The U.S. military is denying any involvement in an incident yesterday in which a high-level terrorist meeting at a safe house in Pakistan was stormed by a mariachi wedding band.
The meeting between senior al Qaeda leaders and high-ranking members of the Pakistan-based Haqqani network at a safe house the city of Peshawar, close to the Afghan-Pakistan border, broke up in disarray after the musicians turned up at the heavily-guarded compound and burst through the gates performing its repertoire of classic Mexican wedding music.
The incident has raised diplomatic tensions between the U.S. and Pakistani governments and has drawn demands for a formal apology from opposition politicians, who have long complained about U.S. drone strikes carried out unilaterally inside the country, which they claim mainly kill civilians. A spokesman for the main opposition group in parliament, the Pakistan Peoples Party (PPP), told the Dandy Goat, “This is yet another flagrant American violation of our territorial integrity and sovereignty.”
A spokeswoman for wedding planners Days To Remember told the Dandy Goat the band was supposed to perform at a wedding taking place at the U.S. consulate in the city. “They saw a crowd of people gathering in and around a compound with a large number of SUVs parked outside, and assumed that was where the wedding was taking place,” said the spokeswoman. “It’s an easy mistake to make.”
“We would never deliberately send a mariachi band to play at a meeting of terrorists,” she added. “They were expecting to perform for an audience consisting mainly of innocent women, children and old people. They didn’t expect to encounter a large number of armed fighting-age males.”
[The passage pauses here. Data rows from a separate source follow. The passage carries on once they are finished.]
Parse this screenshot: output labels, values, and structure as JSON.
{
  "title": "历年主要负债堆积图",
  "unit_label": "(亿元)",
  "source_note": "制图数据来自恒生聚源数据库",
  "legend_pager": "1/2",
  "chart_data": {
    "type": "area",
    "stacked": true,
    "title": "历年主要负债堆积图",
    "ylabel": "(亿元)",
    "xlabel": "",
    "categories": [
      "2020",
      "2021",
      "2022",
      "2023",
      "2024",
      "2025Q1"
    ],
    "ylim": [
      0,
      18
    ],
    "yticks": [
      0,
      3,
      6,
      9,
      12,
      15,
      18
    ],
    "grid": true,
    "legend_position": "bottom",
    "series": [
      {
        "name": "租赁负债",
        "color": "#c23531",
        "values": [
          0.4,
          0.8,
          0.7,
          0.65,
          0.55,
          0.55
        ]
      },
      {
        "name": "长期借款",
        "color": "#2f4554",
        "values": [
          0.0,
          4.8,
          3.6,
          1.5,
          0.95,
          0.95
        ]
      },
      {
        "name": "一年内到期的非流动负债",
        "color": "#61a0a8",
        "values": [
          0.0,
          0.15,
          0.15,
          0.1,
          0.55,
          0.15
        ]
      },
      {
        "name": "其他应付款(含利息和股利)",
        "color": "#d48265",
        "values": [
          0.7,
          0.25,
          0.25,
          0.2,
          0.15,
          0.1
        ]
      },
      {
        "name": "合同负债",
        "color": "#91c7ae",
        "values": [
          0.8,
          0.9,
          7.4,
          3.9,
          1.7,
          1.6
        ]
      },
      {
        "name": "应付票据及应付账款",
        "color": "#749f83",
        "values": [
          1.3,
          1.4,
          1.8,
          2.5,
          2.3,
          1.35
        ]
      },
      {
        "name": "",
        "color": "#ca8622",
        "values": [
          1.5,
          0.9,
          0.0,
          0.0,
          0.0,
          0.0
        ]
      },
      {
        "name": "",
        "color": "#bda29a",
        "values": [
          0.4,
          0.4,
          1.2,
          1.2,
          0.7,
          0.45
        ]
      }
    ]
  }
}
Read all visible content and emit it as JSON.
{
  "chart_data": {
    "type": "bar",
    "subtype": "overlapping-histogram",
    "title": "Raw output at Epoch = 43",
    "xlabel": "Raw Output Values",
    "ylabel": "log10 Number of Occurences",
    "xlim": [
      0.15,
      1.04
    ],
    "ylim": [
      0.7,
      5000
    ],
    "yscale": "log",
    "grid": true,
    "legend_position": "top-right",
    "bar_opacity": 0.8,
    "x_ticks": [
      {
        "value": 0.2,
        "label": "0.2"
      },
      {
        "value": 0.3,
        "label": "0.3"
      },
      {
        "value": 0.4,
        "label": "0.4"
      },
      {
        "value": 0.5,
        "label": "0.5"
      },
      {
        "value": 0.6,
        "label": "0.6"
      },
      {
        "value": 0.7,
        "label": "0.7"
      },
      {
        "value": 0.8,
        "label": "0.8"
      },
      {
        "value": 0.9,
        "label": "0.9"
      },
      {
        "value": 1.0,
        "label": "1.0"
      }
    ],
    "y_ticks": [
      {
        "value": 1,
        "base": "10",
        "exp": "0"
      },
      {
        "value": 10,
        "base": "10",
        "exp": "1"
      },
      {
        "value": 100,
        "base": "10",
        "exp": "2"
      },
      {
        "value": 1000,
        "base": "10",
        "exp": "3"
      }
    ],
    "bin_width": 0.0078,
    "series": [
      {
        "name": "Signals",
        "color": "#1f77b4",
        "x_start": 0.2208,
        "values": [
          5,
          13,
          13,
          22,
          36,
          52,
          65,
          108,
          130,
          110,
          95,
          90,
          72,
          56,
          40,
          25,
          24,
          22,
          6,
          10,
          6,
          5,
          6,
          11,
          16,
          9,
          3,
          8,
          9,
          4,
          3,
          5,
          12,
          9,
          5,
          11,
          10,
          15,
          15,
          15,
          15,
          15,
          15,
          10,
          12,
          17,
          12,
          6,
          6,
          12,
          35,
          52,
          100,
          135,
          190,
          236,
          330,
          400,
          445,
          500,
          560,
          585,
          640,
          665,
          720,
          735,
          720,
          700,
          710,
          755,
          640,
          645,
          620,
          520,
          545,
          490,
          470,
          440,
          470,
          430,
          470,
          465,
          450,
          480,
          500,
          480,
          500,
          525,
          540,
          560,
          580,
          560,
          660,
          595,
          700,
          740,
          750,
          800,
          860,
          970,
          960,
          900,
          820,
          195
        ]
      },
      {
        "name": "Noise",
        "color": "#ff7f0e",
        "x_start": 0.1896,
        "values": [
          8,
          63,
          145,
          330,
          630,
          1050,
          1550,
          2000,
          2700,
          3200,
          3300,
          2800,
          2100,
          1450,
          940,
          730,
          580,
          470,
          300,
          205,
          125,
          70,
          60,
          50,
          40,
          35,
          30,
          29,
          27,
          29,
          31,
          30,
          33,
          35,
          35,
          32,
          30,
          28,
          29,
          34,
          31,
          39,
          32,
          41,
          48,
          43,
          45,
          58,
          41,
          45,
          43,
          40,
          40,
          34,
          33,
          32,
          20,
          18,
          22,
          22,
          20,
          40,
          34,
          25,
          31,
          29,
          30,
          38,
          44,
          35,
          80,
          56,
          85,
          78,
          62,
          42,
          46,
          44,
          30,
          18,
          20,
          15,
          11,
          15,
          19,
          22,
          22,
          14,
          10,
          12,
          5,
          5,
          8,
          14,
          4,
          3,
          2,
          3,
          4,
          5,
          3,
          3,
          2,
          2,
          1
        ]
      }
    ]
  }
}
The Haqqanis and al Qaeda are known to go to great lengths to ensure their security. “They avoid using cell phones or satellite communications, as emissions from these devices can be used by the Americans to guide airstrikes or drone attacks,” said one leading security analyst. “But they reckoned without a band of gaudily dressed musicians in sombreros simply walking through the front gate strumming funny guitars and shaking maracas.”
Witnesses say they observed a number of men fleeing the building in the early hours of Wednesday morning with their hands over their ears, screaming. The hard-line interpretation of Islam embraced by groups such as al Qaeda and the Haqqanis forbids any public performance of music, particularly upbeat Mexican ballads about passionate young newlyweds locking their mouths in endless kisses.